Ladies and gentlemen, start your engines. The race to Copenhagen is officially about to begin.
The first of three Bonn Climate Change Talks, the pre-Copenhagen negotiating sessions of the working groups to the Kyoto Protocol and the UNFCCC, begins on Sunday. This marks the beginning of negotiations for 2009, and the first for the Obama administration’s team of negotiators.
Looking down the road, chief negotiator for the U.S. Todd Stern hopes that Copenhagen will deliver an agreement that is scientifically robust but still politically viable. Stern speaks from experience; he was also the chief negotiator for Kyoto Protocol under the Clinton administration, which was signed by the US in 1997 only to be rejected in a Senate vote of 95-0 later that year.
Talking with reporters in Berlin earlier today, Stern said, “We do not have any interest in the United States in having a repeat of the Kyoto experience, where we signed an agreement that is dead on arrival when we brought it back home.”
With Copenhagen a mere 9 months away, the pressure on the U.S. to develop a domestic climate and energy policy is mounting from within and without. And despite the compressed time frame, legislation may be forthcoming.
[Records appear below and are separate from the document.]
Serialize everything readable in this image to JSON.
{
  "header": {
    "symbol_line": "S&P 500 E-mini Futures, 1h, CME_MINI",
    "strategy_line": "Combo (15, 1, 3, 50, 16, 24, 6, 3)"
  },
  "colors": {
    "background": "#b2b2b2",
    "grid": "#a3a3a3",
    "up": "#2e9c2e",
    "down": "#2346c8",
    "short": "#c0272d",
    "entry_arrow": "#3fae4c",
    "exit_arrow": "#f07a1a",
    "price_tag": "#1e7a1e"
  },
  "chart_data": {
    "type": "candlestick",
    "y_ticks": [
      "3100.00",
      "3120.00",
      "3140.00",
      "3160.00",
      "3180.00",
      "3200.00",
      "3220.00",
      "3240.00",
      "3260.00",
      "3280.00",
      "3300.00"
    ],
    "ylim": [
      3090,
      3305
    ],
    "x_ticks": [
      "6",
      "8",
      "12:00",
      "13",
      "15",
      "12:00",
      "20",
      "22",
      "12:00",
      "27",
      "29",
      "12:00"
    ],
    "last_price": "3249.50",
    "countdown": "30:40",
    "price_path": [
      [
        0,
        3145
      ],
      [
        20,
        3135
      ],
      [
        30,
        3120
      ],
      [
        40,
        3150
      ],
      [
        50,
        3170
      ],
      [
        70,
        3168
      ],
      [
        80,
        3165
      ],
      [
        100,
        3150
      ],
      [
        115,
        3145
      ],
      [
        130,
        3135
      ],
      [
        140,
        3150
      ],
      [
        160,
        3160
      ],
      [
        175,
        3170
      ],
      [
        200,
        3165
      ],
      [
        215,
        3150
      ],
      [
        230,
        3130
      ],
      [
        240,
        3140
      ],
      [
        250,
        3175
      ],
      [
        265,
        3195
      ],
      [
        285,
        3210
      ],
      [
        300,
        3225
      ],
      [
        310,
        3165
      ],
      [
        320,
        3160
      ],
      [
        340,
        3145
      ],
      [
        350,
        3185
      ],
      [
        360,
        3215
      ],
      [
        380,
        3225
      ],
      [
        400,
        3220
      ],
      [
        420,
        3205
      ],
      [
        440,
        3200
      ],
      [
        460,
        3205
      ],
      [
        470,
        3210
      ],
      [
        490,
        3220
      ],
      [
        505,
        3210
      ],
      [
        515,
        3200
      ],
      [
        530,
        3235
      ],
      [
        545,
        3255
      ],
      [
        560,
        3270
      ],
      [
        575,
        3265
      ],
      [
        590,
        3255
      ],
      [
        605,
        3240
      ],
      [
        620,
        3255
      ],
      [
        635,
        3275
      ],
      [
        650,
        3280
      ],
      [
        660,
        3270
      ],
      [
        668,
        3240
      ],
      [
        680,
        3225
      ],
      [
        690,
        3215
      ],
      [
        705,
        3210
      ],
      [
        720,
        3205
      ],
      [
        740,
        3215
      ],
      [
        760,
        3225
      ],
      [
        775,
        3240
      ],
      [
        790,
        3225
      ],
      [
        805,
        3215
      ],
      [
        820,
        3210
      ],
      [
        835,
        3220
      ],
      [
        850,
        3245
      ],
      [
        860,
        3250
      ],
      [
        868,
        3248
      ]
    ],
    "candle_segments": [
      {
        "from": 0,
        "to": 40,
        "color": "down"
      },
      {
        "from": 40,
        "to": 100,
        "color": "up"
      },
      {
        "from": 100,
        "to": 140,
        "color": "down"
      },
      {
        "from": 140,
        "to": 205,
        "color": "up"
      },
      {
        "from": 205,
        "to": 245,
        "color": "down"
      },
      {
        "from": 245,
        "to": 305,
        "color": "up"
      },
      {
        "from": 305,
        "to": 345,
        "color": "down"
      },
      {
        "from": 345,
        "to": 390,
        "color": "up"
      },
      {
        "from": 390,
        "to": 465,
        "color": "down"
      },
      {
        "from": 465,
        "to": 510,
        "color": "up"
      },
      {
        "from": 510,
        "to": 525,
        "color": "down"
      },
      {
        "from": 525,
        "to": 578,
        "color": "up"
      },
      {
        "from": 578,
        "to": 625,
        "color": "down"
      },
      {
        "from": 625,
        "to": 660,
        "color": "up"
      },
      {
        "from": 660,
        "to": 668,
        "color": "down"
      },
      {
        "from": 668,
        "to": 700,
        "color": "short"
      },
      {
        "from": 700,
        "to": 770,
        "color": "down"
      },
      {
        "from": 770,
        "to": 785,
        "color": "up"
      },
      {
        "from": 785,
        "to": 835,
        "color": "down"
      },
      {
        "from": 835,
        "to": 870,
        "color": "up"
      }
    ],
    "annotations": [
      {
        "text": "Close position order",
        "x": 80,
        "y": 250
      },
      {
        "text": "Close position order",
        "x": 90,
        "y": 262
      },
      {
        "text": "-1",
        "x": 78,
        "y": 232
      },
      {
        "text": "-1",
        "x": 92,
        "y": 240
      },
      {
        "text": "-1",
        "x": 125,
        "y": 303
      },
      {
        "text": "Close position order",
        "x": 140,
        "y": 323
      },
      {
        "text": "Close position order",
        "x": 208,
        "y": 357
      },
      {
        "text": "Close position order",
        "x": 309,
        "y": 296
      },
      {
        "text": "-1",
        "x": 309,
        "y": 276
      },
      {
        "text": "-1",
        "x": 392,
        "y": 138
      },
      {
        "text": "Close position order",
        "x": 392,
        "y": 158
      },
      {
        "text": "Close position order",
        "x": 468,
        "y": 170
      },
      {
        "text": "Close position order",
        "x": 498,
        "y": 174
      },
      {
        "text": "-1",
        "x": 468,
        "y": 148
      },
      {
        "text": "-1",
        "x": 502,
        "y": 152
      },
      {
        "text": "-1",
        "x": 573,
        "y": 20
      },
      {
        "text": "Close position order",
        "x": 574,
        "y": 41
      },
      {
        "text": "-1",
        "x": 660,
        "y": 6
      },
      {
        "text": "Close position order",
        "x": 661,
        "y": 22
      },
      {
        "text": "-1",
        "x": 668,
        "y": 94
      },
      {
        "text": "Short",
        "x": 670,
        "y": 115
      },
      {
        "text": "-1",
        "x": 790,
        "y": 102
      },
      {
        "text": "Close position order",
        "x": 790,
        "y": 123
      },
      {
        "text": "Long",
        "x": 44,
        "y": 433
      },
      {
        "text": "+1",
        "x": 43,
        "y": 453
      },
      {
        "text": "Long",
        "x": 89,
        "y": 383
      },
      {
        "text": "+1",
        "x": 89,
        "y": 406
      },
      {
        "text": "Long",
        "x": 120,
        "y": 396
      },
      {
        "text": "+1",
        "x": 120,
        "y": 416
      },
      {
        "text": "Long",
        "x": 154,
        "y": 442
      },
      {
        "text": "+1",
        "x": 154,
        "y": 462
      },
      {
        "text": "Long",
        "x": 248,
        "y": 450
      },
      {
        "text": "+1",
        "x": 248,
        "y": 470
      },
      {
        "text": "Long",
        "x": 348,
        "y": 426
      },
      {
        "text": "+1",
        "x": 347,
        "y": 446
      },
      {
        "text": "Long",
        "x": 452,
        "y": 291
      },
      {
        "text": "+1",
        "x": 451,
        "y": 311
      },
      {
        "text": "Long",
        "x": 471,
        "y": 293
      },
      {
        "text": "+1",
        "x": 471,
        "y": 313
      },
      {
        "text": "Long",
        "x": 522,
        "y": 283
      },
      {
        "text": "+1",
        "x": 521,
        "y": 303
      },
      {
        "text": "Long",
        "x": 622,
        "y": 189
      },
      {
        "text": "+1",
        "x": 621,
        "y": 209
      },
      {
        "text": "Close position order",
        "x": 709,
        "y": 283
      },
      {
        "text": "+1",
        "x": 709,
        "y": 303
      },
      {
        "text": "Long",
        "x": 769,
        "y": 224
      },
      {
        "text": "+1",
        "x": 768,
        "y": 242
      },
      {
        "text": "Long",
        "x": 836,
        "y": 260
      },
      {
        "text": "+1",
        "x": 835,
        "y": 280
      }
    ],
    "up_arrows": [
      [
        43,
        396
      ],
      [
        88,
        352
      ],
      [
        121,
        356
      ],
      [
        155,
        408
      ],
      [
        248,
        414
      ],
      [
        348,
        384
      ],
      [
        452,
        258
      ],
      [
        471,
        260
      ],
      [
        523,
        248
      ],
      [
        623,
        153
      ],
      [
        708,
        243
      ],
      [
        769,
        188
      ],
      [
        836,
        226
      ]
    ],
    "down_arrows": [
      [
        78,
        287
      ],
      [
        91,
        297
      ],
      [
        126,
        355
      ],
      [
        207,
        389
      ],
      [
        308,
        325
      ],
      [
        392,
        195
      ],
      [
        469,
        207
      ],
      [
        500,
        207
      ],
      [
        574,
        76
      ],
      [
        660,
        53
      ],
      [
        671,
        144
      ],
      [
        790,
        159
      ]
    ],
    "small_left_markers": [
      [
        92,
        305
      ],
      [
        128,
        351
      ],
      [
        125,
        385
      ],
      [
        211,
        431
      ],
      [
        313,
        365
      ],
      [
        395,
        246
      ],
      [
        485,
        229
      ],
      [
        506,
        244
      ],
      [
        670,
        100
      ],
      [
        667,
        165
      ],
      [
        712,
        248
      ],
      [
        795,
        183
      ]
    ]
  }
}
Democratic Congressman Edward Markey, Chairman of the Select Committee on Energy Independence and Global Warming, has promised a vote by the Energy and Commerce Committee of the U.S. House of Representatives by the end of May.
Still, sufficient political support within the Senate for U.S. commitments to a binding international agreement on climate change may be hard for Obama to win by December, and signing an agreement without this support risks confirming Stern’s concerns that Copenhagen go the way of the Kyoto Protocol.
It seems as though some fancy footwork will be necessary by the Obama administration and his team of climate negotiators to reassure Congress that international climate negotiations will not outpace domestic measures while not appearing to a rightfully watchful international community to be dragging their feet on making commitments. Given this, is it reasonable to expect the U.S. to be prepared to sign an agreement come December? And will the pressure to sign an agreement be at the expense of creating the right agreement? As important as the Copenhagen deadline is, it is significant only as a step towards winning the real race we are currently running—the one to avoid catastrophic climate change. Yet delay has been justified on such terms in the past, in the name of the need for better science, the time to build political will, and so on, as meanwhile the stakes and carbon emissions crept continually upward.
The clock is ticking (literally, you can see the up-to-the-second countdown to Copenhagen here) and delay has already cost us dearly. While the timing of this historic next round of negotiations may be inconvenient for the U.S., it does not justify inaction. And perhaps no one knows this better than Todd Stern.